There is no difficulty in defending the record of our schools in terms of the moral and civic values they encourage, nor... their academic quality. My question concerns, rather, their contribution to forming the next generation of, precisely, believing and practising Catholics... It is simply not possible... either now or in the currently foreseeable future, to expect vocationally committed Catholic teachers to be forthcoming on the scale required - notably in religious education, but not only there.

Father Nichols' suggestion was that we ought to "for the sake of making the best use of our resources, radically to reduce the number of our schools in the state sector, so as to concentrate on

deepening the Catholicity of a realistic number". This drew an answer from the redoubtable Mrs Daphne McLeod, of the ginger group Pro Ecclesia et Pontifice, who suggested that we should, rather...look at dioceses in America and Australia where bishops have addressed this problem so successfully they now have full seminaries and churches packed with young people in stable marriages living good Catholic lives.

What these bishops did was to remove the totally inadequate religious textbooks and the advisers/inspectors who wrote and promoted them and provide the teachers with sound Catholic text-books which were not only faithful to the Catechism of the Catholic Church but which also taught the faith clearly, comprehensively and without any ambiguity.
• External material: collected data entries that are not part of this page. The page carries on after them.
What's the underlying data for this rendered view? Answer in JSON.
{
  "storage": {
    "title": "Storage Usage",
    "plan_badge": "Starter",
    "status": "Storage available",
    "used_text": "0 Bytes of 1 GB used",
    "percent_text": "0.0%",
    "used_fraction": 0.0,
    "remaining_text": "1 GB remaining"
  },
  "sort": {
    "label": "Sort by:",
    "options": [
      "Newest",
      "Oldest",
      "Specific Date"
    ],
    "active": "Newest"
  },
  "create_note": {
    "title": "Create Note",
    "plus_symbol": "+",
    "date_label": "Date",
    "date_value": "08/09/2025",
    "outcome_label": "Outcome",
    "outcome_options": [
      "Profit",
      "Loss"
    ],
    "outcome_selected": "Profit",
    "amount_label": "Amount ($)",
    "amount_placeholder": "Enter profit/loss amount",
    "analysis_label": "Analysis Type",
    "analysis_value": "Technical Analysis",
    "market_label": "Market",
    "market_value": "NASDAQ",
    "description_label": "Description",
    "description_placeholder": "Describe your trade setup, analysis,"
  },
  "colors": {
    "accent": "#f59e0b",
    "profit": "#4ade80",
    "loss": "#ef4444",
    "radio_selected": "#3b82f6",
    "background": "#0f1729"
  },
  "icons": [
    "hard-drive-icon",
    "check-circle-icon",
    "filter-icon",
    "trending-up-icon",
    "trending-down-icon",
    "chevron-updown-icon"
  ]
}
Mrs McLeod knows what she is talking about, having successfully done precisely that as a headmistress. The bishops have attempted to marginalise her over the years by branding her as a tiresome extremist, but she is listened to in Rome, where her information about the dubious activities of some of our bishops is carefully noted; I have no doubt that the recent ad limina visit of our Bishops' Conference was as a result less comfortable for some than it might otherwise have been. And as far as the officially produced school text-books our hierarchy has provided, most notoriously (but by no means uniquely) the appalling Weaving the Web, she is now as she has been for decades past, absolutely spot on. But it may now be too late. Her vision depends on having bishops willingto implement it. But they just aren't there. And if nothing is done, as Eric Hester (another former head teacher) has predicted in these columns [in the November issue of 2006], "then in as little as five years, outside the independent sector, there could be no truly Catholic schools remaining in England." So Ed Balls and his ilk will have won, whatever his political future has turned out to be by the time these words appear.